Only minor comments from me, as it's a welcome cleanup overall anyways 😉.

tiennou · 2019-01-09T14:33:13Z

+int git_idxmap_new(git_idxmap **out)
 {
-	if ((*map = kh_init(idx)) == NULL) {
+	if ((*out = kh_init(idx)) == NULL) {


Maybe

*out = kh_init(idx); GITERR_CHECK_ALLOC(*out); return 0;

as it removes the need for a if/oom dance ?

I'd slap on an assert(out) on top as well…

tiennou · 2019-01-09T14:38:43Z

+ * @parameter map map containing the elements
+ * @return number of elements in the map
+ */
+size_t git_offmap_size(git_offmap *map);


Nitpicky: my preference goes to count (or length) over size, as I usually tend to think of size as a number-of-bytes vs. a number-of-elements.

Yeah, we have precedent for both, so I was kind of on the edge. Arrays have git_array_size, vectors have git_vector_length, pqueues have git_pqueue_size. @ethomson, care to decide this one?

And buffer has both size and asize but we ask for its len. 😢

I feel like we most commonly use size. I don't love that - it always feels to me like the allocated size, not the filled / used size of a struct - but I think that consistency is good here.

Yeah, had the same feeling. Thanks for chiming in!

tiennou · 2019-01-09T14:39:50Z

 	return kh_size(map);
 }

+void *git_strmap_get(git_strmap *map, const char *key)


tiennou · 2019-01-09T14:50:07Z

 	kh_clear(idxicase, map);
 }

+int git_idxmap_resize(git_idxmap *map, size_t size)


size => count nitpick: _grow ?

(the commit message is missing a "due" on the 2nd line).

In this example I disagree. Interestingly enough, kh_resize lets you resize maps to a smaller size. Nobody should be doing that, but this is why I don't want to name it grow ;)

tiennou · 2019-01-09T14:59:11Z

+ *        GIT_ITEROVER if no entries are left. A negative error
+ *        code otherwise.
+ */
+int git_offmap_iterate(git_offmap *map, size_t *iter, git_off_t *key, void **value);


This does not "conform" to the style of having "out" parameters at the beginning.
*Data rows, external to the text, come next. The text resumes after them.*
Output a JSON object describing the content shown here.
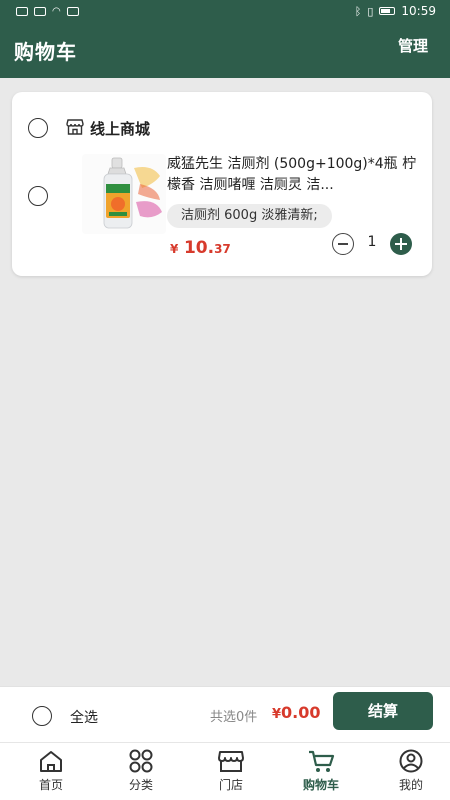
{
  "status_bar": {
    "time": "10:59"
  },
  "header": {
    "title": "购物车",
    "manage_label": "管理"
  },
  "cart": {
    "store_name": "线上商城",
    "item": {
      "title": "威猛先生 洁厕剂 (500g+100g)*4瓶 柠檬香 洁厕啫喱 洁厕灵 洁...",
      "spec": "洁厕剂 600g 淡雅清新;",
      "price_currency": "¥",
      "price_int": "10.",
      "price_dec": "37",
      "quantity": "1"
    }
  },
  "checkout": {
    "select_all_label": "全选",
    "selected_count": "共选0件",
    "total_currency": "¥",
    "total_amount": "0.00",
    "button_label": "结算"
  },
  "tabs": [
    {
      "label": "首页",
      "icon": "home-icon"
    },
    {
      "label": "分类",
      "icon": "grid-icon"
    },
    {
      "label": "门店",
      "icon": "store-icon"
    },
    {
      "label": "购物车",
      "icon": "cart-icon",
      "active": true
    },
    {
      "label": "我的",
      "icon": "user-icon"
    }
  ],
  "colors": {
    "primary": "#2e5d4b",
    "price": "#d73a2c",
    "background": "#e9e9e9"
  }
}
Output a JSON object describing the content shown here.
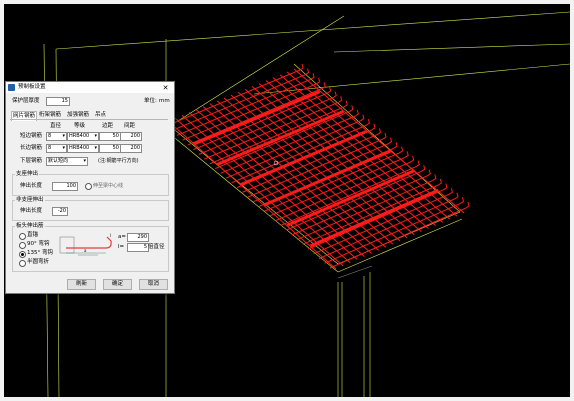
{
  "dialog": {
    "title": "预制板设置",
    "close": "✕",
    "cover_label": "保护层厚度",
    "cover_value": "15",
    "unit_label": "单位:",
    "unit_value": "mm",
    "tabs": [
      "网片钢筋",
      "桁架钢筋",
      "加强钢筋",
      "吊点"
    ],
    "columns": {
      "dia": "直径",
      "grade": "等级",
      "edge": "边距",
      "spacing": "间距"
    },
    "rows": [
      {
        "label": "短边钢筋",
        "dia": "8",
        "grade": "HRB400",
        "edge": "50",
        "spacing": "200"
      },
      {
        "label": "长边钢筋",
        "dia": "8",
        "grade": "HRB400",
        "edge": "50",
        "spacing": "200"
      }
    ],
    "lower_label": "下层钢筋",
    "lower_value": "默认短向",
    "lower_note": "(注:钢筋平行方向)",
    "group1": {
      "title": "支座伸出",
      "label": "伸出长度",
      "value": "100",
      "check_label": "伸至梁中心线"
    },
    "group2": {
      "title": "非支座伸出",
      "label": "伸出长度",
      "value": "-20"
    },
    "group3": {
      "title": "板头伸出筋",
      "options": [
        "直锚",
        "90° 弯钩",
        "135° 弯钩",
        "半圆弯折"
      ],
      "selected": 2,
      "a_label": "a=",
      "a_value": "290",
      "l_label": "l=",
      "l_value": "5",
      "l_unit": "倍直径",
      "diagram_a": "a",
      "diagram_l": "l"
    },
    "buttons": {
      "apply": "刷新",
      "ok": "确定",
      "cancel": "取消"
    }
  },
  "colors": {
    "canvas": "#000000",
    "rebar": "#ff1a1a",
    "outline": "#d6e84a",
    "dialog_bg": "#f0f0f0"
  }
}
(git_off_t *key, void **value, size_t *iter, git_offmap *map) ?

tiennou · 2019-01-09T14:59:36Z

+ * Iterate over entries of the map.
+ *
+ * This functions allows to iterate over all key-value entries of
+ * the map. The current item is stored in the `iter` variable and


s/item/position/ ?

tiennou · 2019-01-09T15:02:12Z

-	for (__i = git_oidmap_begin(h); __i != git_oidmap_end(h); ++__i) {	\
-		if (!git_oidmap_has_data(h,__i)) continue;			\
-		(vvar) = git_oidmap_value_at(h,__i);				\
+#define git_oidmap_foreach_value(h, vvar, code) { size_t __i = 0;		\


That's unrelated, but I dislike code being an argument… (à la git_array_foreach).

I totally agree. We could just transform the while-loop into a for loop, initializing __i in the loop initializer. But let's do this after this PR got merged, it already has a lot of code churn.

tiennou · 2019-01-09T15:03:09Z

 }

-void test_core_strmap__1(void)
+void test_core_strmap__inserted_strings_can_be_retrieved(void)


tiennou · 2019-01-09T15:05:20Z

 {
-	uint32_t seed = rand();
-	size_t evict_count = 8;
+	size_t evict_count = 8, i;


commitmsg: s/completley/completely/.

tiennou · 2019-01-09T15:16:26Z

 		return;
 	}

+	i = 0;


I might be completely wrong, but what about initializing this to random(0, git_oidmap_size(cache->map) - evict_count) ?

Yeah, we sure could do this, but only because we do know the map's implementation details. We'd also need to wrap-around when reaching git_oidmap_size. But it sure keeps the original intention a lot better than my refactored code.

It just feels like the wrong data structure for the task at hand, at least in this specific cache eviction scenario. I'm not familiar with the code though, so I cannot say anything more to it. @ethomson, you've got any comment?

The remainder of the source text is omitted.